A new school year begins, and thousands of students on whom the economy of this city depends are returning to Whitewater. Volunteers, as they’ve done previously, will help tidy up the town. These volunteers have, I think, held similar clean-up efforts in June and July.

It’s a fine idea. (I’ve not been part of those efforts, and deserve no credit for them; one simply notices others’ good work.)

Charitable work like this is important for our small city. One doesn’t have to be an urban theorist to understand that cleaning up matters, but the idea of idea of this sort of small-scale responsibility runs deeply through theorist Jane Jacobs’s Death and Life of Great American Cities.

Whenever I see volunteerism like this, I think of her great & profound book; whenever I read something of Jacobs’s book, I think of small & effective volunteerism like this.

And yet, there’s a sadness in this. A small group of residents commits itself to making Whitewater cleaner and more beautiful, yet not far away another small group of officials schemes to bring trash and toxins to the city as a revolutionary achievement.

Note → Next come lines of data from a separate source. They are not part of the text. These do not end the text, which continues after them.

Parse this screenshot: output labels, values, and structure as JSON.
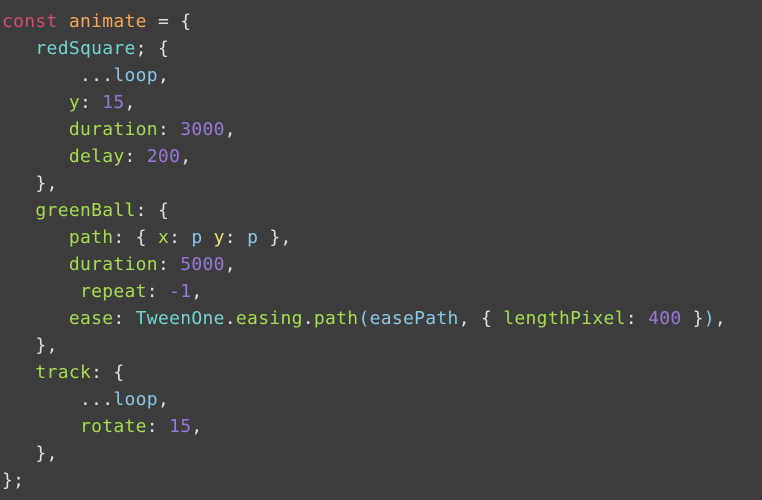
{
  "code": {
    "kw_const": "const",
    "var_animate": "animate",
    "eq": "=",
    "lbrace": "{",
    "rbrace": "}",
    "lparen": "(",
    "rparen": ")",
    "comma": ",",
    "semi": ";",
    "colon": ":",
    "spread": "...",
    "redSquare": "redSquare",
    "loop": "loop",
    "y": "y",
    "num_15": "15",
    "duration": "duration",
    "num_3000": "3000",
    "delay": "delay",
    "num_200": "200",
    "greenBall": "greenBall",
    "path": "path",
    "x": "x",
    "p": "p",
    "num_5000": "5000",
    "repeat": "repeat",
    "neg1": "-1",
    "ease": "ease",
    "TweenOne": "TweenOne",
    "easing": "easing",
    "easePath": "easePath",
    "lengthPixel": "lengthPixel",
    "num_400": "400",
    "track": "track",
    "rotate": "rotate"
  }
}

These wholly conflicting projects aren’t those of different countries or cities, but a contemporary disparity within a small place. It’s a disparity between a lingering way of the past and a more responsible one of our future. (For more about Whitewater along these lines, see Horses and Automobiles, Contemporaneously.)

These conflicting ways won’t persist beside each other forever. One is fated to wither.

We’ve bumps and obstacles ahead, but I have a firm confidence about how our city will develop: we have a more open, responsible, diligent, and vibrant Whitewater ahead of us – a New Whitewater.

Along the way, there will be much to do.